His most critical contribution came in March 1947, when Hu Zongnan, under orders from Chiang Kai-Shek, moved to attack Yan'an. Although Hu was successful in the "lightning attack" operation to sack Yan'an, he was unable to capture or kill the CCP leadership, as Xiong Xianghui had secretly managed to warn the CCP leadership two weeks prior to the Nationalist assault. Xiong's warning gave the CCP leadership enough time to relocate to Zhangjiakou. Xiong had also provided the CCP with Hu's battle plans and elements of private conversations he had overheard with Chiang Kai-shek, which would cause immense damage to Hu's forces and to the wider Nationalist war effort thereafter.

In late 1947, Hu Zongnan (still completely unaware of Xiong's secret Communist allegiance) sent Xiong to study abroad, at Western Reserve University in the United States, where Xiong stayed until 1949, earning a master's degree in Social Sciences.
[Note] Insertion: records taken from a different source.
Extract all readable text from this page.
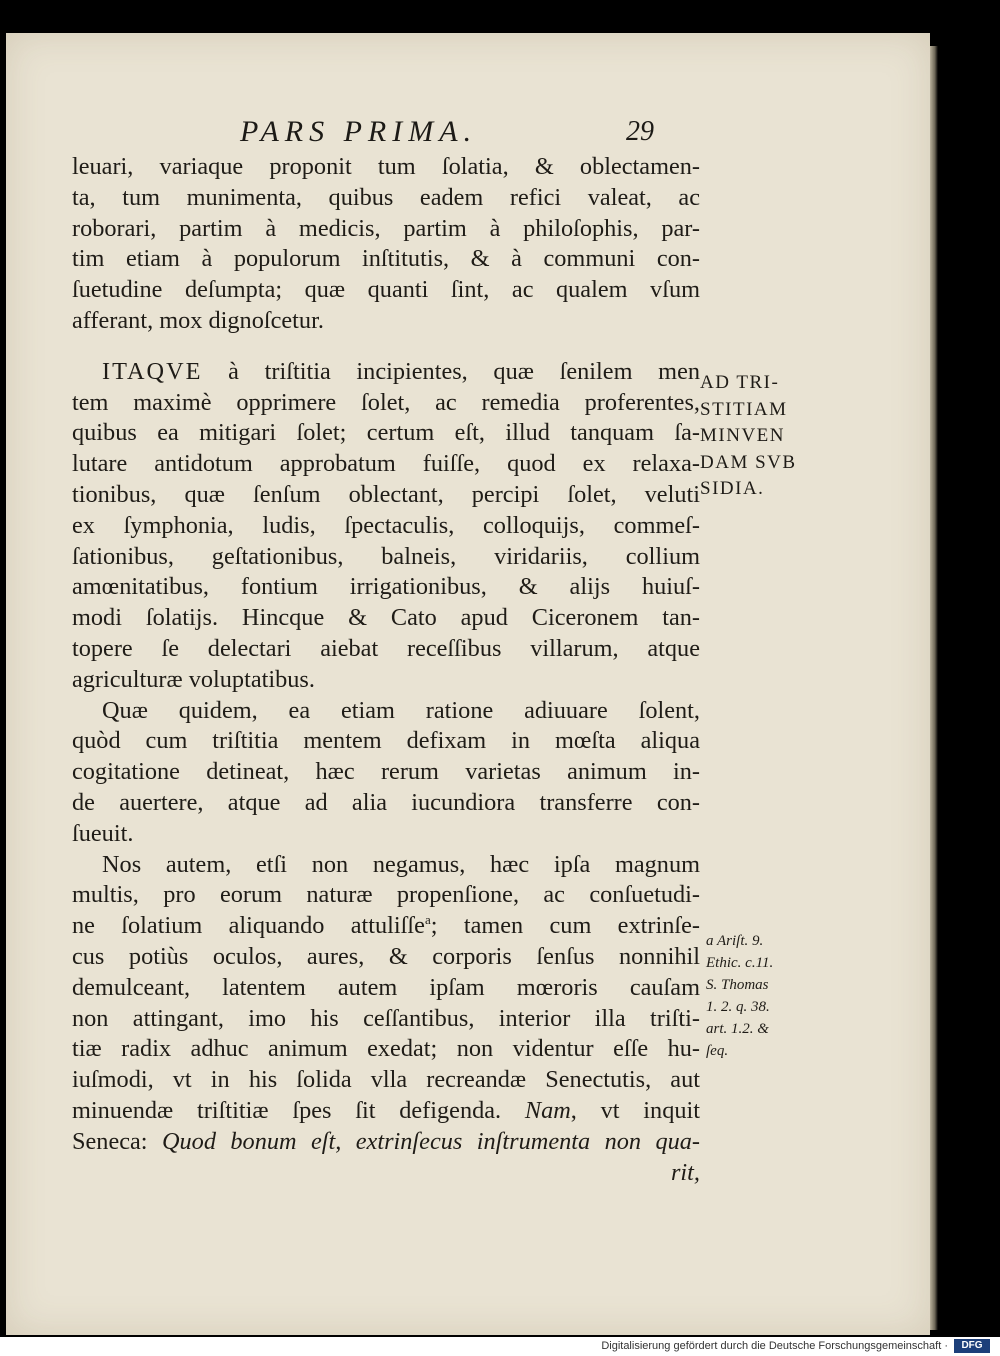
PARS PRIMA.	29

leuari, variaque proponit tum ſolatia, & oblectamen-
ta, tum munimenta, quibus eadem refici valeat, ac
roborari, partim à medicis, partim à philoſophis, par-
tim etiam à populorum inſtitutis, & à communi con-
ſuetudine deſumpta; quæ quanti ſint, ac qualem vſum
afferant, mox dignoſcetur.

ITAQVE à triſtitia incipientes, quæ ſenilem men
tem maximè opprimere ſolet, ac remedia proferentes,
quibus ea mitigari ſolet; certum eſt, illud tanquam ſa-
lutare antidotum approbatum fuiſſe, quod ex relaxa-
tionibus, quæ ſenſum oblectant, percipi ſolet, veluti
ex ſymphonia, ludis, ſpectaculis, colloquijs, commeſ-
ſationibus, geſtationibus, balneis, viridariis, collium
amœnitatibus, fontium irrigationibus, & alijs huiuſ-
modi ſolatijs. Hincque & Cato apud Ciceronem tan-
topere ſe delectari aiebat receſſibus villarum, atque
agriculturæ voluptatibus.

Quæ quidem, ea etiam ratione adiuuare ſolent,
quòd cum triſtitia mentem defixam in mœſta aliqua
cogitatione detineat, hæc rerum varietas animum in-
de auertere, atque ad alia iucundiora transferre con-
ſueuit.

Nos autem, etſi non negamus, hæc ipſa magnum
multis, pro eorum naturæ propenſione, ac conſuetudi-
ne ſolatium aliquando attuliſſe$^a$; tamen cum extrinſe-
cus potiùs oculos, aures, & corporis ſenſus nonnihil
demulceant, latentem autem ipſam mœroris cauſam
non attingant, imo his ceſſantibus, interior illa triſti-
tiæ radix adhuc animum exedat; non videntur eſſe hu-
iuſmodi, vt in his ſolida vlla recreandæ Senectutis, aut
minuendæ triſtitiæ ſpes ſit defigenda. Nam, vt inquit
Seneca: Quod bonum eſt, extrinſecus inſtrumenta non qua-
rit,

AD TRI-
STITIAM
MINVEN
DAM SVB
SIDIA.
a Ariſt. 9.
Ethic. c.11.
S. Thomas
1. 2. q. 38.
art. 1.2. &
ſeq.
Digitalisierung gefördert durch die Deutsche Forschungsgemeinschaft ·	DFG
Xiong had a long diplomatic career after returning to China, ultimately serving in key posts and alongside Mao Zedong and Zhou Enlai, with whom he had a lifelong friendship. Most notably, he served as:

- Deputy Director of the Information Department of the Ministry of Foreign Affairs (1949–1962)
- Assistant to the Minister of Foreign Affairs (1954–1971)
- Chargé d'affaires to the United Kingdom (1962–1967)
- Persecuted and criticized from 1967 to 1969, due to the Cultural Revolution
- Deputy Director of the 2nd Bureau (Intelligence) of the PLA General Staff (1970–1972), under General Zhang Ting
- Ambassador to Mexico (1972–1973)
- Deputy Director of the Central Investigation Department (1973–1982), under Luo Qingchang
- Vice Chairman and Party Secretary of the China International Trust Investment Corporation or CITIC (1982–1987)

Additionally, Xiong Xianghui served as a member of the Standing Committee of the 5th and 7th National Committees of the Chinese People's Political Consultative Conference (CPPCC), secretary–general of the Chinese People's Institute of Foreign Affairs and member of the Chinese People's Association for Friendship with Foreign Countries.

==Personal life and death==
Xiong died of cancer in Beijing in September 2005, at the age of 86, three years after his wife, Chen Xiaohua, with whom he had two children.